I am trying to sketch the main types of revue, not to write a history of the revue; it is to be hoped that some one sufficiently sentimental can be found to do the job. Whether in a history the drunken scene of Leon Errol in the subway would figure largely, I do not know; I am not even sure that the scene in the Grand Central while it was building, with Bert Williams as the porter, would be noted; quite possibly the memory of Lillian Lorraine on the swings—to me merely a bearable necessity—and Frank Carter singing, (1918) I’m Going to Pin My Medal on the Girl I Left Behind, will seem more important than Ina Claire’s mimicry of Frances Starr’s Marie-Odile. It is possible that the injection of real humour, like Lardner’s, may make the set scenes like Laceland or the History of Shoes through the Ages or Our Colleges more and more dispensable.
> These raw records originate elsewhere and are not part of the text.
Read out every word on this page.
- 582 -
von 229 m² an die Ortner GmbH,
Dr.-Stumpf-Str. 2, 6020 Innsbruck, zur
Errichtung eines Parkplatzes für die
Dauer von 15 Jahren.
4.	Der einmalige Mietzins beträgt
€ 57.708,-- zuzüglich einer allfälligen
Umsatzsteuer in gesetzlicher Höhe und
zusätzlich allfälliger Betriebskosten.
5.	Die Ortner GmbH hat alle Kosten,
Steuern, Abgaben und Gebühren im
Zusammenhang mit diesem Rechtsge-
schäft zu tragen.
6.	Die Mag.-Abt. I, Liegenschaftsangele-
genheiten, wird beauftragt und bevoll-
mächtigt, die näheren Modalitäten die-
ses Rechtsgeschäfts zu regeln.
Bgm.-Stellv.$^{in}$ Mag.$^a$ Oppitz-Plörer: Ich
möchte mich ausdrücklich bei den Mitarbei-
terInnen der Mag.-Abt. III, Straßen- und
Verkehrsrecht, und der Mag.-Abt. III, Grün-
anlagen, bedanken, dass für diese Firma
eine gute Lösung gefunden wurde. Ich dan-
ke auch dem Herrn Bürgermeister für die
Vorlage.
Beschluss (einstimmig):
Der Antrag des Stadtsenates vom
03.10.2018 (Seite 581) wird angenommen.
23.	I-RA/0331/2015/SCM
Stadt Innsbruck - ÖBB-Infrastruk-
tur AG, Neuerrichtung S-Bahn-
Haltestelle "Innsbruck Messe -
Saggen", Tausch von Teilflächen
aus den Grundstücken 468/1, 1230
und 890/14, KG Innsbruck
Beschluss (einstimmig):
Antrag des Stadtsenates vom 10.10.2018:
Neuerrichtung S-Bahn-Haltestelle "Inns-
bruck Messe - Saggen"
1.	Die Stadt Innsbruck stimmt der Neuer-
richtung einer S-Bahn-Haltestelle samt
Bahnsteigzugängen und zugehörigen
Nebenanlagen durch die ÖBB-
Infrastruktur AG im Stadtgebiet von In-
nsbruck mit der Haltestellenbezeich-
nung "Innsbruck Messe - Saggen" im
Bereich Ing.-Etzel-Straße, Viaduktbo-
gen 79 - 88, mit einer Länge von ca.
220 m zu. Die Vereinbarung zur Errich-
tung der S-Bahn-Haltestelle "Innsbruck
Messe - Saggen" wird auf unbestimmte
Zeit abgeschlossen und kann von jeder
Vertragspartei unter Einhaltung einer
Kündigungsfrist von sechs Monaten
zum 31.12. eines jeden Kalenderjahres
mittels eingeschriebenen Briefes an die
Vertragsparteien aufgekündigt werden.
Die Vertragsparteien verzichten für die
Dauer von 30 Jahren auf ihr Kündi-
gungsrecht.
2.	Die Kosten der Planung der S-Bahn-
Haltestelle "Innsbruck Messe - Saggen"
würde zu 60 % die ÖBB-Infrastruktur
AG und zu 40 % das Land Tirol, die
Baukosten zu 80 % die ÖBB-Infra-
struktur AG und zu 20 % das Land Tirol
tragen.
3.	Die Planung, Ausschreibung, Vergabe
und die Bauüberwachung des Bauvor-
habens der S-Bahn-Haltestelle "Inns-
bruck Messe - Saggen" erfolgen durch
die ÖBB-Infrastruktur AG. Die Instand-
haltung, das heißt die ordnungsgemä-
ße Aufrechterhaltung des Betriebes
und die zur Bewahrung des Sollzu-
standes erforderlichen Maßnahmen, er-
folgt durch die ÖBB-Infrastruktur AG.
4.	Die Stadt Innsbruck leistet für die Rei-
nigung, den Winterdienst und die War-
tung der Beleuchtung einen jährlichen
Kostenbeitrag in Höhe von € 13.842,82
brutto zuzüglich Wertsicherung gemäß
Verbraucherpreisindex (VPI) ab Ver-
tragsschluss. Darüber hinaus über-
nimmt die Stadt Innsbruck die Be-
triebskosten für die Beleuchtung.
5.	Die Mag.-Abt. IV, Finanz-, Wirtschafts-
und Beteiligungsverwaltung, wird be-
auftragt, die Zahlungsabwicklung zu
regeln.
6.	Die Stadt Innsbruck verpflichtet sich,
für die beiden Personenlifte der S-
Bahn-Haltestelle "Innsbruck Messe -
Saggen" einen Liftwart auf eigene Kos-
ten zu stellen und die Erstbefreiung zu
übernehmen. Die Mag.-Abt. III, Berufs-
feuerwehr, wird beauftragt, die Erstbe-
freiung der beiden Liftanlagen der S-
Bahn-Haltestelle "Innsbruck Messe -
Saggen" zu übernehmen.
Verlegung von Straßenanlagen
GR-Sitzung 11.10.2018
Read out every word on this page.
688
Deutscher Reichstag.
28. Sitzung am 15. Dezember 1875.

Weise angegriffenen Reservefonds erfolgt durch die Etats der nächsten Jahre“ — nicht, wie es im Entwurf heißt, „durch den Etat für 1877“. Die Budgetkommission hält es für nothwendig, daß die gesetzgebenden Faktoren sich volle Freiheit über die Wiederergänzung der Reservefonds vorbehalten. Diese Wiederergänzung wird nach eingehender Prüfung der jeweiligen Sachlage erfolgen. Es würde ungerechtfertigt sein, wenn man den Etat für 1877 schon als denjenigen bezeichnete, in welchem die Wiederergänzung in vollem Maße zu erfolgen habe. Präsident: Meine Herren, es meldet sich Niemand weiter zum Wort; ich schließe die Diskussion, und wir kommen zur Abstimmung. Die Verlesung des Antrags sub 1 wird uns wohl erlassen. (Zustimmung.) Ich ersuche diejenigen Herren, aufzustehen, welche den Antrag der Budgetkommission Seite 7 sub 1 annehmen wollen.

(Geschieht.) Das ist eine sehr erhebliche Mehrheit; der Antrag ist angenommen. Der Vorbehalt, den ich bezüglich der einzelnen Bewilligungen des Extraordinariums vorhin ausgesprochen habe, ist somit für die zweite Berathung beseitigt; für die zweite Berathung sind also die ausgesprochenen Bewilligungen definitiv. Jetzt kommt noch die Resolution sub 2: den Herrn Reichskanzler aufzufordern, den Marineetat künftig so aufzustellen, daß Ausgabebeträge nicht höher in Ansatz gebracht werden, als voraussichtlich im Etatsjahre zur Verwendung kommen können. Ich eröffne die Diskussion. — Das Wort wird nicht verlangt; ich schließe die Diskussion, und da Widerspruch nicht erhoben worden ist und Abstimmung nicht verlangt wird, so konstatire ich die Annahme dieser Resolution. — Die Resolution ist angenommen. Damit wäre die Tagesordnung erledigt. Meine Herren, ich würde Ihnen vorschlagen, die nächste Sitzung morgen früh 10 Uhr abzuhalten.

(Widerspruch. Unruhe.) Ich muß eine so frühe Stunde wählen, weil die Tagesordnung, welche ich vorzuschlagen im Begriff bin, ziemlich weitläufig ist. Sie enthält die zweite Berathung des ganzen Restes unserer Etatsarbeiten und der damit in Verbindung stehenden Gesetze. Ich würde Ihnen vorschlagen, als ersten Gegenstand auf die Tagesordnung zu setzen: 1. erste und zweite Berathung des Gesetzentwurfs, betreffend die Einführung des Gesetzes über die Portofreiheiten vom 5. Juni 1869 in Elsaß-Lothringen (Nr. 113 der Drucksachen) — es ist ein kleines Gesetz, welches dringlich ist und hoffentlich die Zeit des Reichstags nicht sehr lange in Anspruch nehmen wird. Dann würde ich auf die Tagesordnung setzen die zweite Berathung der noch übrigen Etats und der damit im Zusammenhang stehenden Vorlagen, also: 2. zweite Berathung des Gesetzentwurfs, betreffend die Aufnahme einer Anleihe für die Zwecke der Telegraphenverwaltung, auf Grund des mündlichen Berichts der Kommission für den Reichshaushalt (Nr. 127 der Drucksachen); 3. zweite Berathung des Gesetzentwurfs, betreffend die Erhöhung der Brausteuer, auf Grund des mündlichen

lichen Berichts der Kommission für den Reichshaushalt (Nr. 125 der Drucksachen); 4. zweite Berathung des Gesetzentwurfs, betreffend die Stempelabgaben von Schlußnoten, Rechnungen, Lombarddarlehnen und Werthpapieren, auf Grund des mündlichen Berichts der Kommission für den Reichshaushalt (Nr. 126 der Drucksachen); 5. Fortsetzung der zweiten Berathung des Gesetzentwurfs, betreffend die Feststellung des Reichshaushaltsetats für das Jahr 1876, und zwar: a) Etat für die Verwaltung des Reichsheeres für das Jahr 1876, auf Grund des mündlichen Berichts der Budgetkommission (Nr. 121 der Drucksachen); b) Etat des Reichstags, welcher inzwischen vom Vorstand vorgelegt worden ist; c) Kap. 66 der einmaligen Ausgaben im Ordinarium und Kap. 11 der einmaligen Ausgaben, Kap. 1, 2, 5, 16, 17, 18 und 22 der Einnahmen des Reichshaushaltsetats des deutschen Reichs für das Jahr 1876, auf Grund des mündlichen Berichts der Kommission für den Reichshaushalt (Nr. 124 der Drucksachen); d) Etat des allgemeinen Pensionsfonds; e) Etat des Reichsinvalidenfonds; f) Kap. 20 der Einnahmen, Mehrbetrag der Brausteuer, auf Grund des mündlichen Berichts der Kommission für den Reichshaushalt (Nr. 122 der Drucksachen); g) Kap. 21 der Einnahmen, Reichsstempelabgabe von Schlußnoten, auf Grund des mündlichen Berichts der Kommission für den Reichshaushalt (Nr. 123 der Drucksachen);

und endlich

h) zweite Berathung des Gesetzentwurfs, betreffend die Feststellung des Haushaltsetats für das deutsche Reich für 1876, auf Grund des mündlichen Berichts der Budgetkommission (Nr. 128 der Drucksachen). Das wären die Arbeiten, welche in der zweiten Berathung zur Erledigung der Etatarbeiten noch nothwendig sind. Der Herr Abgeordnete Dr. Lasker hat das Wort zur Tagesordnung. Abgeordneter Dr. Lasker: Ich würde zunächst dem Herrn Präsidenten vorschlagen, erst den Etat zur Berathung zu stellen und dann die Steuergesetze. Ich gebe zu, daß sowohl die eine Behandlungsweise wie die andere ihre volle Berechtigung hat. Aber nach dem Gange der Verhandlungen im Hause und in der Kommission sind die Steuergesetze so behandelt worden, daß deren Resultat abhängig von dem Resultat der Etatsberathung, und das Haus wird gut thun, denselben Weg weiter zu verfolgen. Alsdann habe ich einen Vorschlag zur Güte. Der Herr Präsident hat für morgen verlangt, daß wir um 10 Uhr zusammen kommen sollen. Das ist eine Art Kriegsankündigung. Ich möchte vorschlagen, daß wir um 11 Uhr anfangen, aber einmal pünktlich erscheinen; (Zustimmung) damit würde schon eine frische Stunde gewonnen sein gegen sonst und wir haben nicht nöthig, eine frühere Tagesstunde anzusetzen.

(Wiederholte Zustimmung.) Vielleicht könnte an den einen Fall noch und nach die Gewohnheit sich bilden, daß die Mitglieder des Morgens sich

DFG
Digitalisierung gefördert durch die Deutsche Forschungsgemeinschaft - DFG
I do not know. I feel fairly certain only of this: that the relative importance of the workers in the field is measured by their mastery of the art of production far more than by their skill in picking individuals and stunts. I am also convinced that those who have arrived at this perfection in an effort to give America pleasure have done more for us than those who haven’t got half way in trying to give us art.